Junon. Nous ne craignons rien non plus, Vénus, quand même ton Mars serait choisi pour nous juger ; mais nous acceptons ce Paris, quel qu’il soit.

Jupiter. Est-ce aussi ton avis, ma fille ? Qu’en dis-tu ? Tu détournes la tête, tu rougis ? C’est votre habitude de rougir en pareil cas, vous autres vierges : tu consens, toutefois. Allez donc, mais que les vaincues ne s’emportent pas contre le juge et ne fassent aucun mal à ce jeune berger ; car il n’est pas possible que vous soyez toutes également belles.

[3] Mercure. Allons directement en Phrygie : je vais vous montrer le chemin, suivez-moi promptement ; et du courage ! Je connais Paris ; c’est un gentil garçon, d’un naturel amoureux, et fort propre à trancher ces sortes de questions ; il ne jugera pas à la légère.

Vénus Je suis ravie de cela, et j’espère, quand j’entends dire que nous avons un juge équitable. Mais est-il célibataire, ou a-t-il une femme avec lui ?

Mercure. Il n’est pas tout à fait célibataire, Vénus.

Vénus. Comment cela ?

Mercure. Je crois qu’il y a chez lui une femme du mont Ida[2], assez avenante, mais un peu rustique et montagnarde, à laquelle du reste il ne semble pas fort attaché. Pourquoi me fais-tu ces questions ?
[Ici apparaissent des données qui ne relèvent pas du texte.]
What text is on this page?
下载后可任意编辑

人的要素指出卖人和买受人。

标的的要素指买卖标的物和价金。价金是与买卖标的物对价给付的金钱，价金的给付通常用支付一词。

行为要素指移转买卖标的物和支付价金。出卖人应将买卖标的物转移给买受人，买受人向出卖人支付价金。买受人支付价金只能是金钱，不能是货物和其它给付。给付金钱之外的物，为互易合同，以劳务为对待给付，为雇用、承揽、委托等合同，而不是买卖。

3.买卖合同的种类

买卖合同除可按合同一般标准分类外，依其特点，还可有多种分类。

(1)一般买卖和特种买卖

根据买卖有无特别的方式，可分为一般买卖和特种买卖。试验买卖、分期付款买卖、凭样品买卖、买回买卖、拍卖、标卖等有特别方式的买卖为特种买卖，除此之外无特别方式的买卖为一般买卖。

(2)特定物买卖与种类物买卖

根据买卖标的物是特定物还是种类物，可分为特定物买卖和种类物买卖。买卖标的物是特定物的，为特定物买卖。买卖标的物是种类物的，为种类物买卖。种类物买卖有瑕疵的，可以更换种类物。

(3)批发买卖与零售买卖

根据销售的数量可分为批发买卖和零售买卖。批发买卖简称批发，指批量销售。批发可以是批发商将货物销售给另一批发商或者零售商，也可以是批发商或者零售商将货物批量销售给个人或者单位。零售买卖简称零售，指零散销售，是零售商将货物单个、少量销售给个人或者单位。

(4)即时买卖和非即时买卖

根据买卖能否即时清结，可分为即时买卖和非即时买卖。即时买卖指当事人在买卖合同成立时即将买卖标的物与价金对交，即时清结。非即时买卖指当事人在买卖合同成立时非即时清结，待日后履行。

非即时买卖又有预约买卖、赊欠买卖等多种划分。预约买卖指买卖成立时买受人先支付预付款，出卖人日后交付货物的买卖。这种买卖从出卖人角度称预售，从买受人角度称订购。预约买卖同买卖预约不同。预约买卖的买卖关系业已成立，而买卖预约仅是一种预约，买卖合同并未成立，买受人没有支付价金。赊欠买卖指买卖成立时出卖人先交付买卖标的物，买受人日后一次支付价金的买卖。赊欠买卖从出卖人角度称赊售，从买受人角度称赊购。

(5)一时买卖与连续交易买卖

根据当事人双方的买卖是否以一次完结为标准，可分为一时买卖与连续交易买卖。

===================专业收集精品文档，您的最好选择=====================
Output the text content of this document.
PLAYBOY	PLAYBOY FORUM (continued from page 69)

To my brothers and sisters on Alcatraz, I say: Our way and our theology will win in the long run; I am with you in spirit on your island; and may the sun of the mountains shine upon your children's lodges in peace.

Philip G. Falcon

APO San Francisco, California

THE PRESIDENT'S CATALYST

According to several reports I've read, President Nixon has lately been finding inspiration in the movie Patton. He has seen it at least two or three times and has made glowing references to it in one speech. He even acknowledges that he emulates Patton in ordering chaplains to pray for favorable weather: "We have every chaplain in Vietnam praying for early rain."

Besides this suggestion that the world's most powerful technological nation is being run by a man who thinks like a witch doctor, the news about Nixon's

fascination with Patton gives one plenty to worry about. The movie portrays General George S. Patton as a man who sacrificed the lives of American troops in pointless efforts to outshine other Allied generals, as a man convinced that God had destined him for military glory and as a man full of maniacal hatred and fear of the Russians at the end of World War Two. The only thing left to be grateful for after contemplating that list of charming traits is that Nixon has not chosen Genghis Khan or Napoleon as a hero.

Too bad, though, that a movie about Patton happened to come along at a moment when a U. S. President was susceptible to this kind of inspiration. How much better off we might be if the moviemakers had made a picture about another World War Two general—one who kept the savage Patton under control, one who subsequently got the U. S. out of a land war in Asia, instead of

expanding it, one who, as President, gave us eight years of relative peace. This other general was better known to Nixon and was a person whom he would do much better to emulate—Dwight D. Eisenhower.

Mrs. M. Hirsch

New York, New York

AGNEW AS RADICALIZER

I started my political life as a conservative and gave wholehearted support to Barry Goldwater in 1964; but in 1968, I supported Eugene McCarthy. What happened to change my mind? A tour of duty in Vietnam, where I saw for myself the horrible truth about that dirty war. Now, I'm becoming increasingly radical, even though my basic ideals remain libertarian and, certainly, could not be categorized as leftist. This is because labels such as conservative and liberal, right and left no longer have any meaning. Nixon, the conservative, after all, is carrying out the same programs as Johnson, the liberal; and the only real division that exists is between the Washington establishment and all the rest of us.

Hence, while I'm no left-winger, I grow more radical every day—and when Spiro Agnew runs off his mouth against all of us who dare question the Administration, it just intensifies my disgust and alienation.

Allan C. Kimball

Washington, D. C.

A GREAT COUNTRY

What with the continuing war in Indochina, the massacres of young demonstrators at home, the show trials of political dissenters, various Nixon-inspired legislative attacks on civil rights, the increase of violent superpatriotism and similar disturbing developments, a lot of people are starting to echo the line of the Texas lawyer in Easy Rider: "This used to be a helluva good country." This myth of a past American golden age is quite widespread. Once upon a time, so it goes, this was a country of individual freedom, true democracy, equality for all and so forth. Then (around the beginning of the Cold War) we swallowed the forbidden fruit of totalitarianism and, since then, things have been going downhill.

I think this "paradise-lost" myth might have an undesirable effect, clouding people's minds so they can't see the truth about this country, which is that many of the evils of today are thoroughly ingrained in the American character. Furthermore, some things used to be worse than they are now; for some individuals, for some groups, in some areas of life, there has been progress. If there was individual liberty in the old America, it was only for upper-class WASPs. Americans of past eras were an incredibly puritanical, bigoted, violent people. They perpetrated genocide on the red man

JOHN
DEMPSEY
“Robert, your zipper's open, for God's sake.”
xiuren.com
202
Vénus. C’est sans aucun dessein.

[4] Minerve. Tu manques aux devoirs d’ambassadeur, hé ! l’envoyé, en causant à part avec celle-ci.

Mercure. Pas du tout, Minerve ; je ne fais rien qui puisse vous nuire : elle me demandait si Paris est célibataire.

  1. Il y a ici un jeu de mots intraduisible entre le nom de Μῶηος, Momus, et le verbe μωμήσασθαι, reprendre.
  2. Œnone, que Paris avait enlevée de chez son père Cébrénus.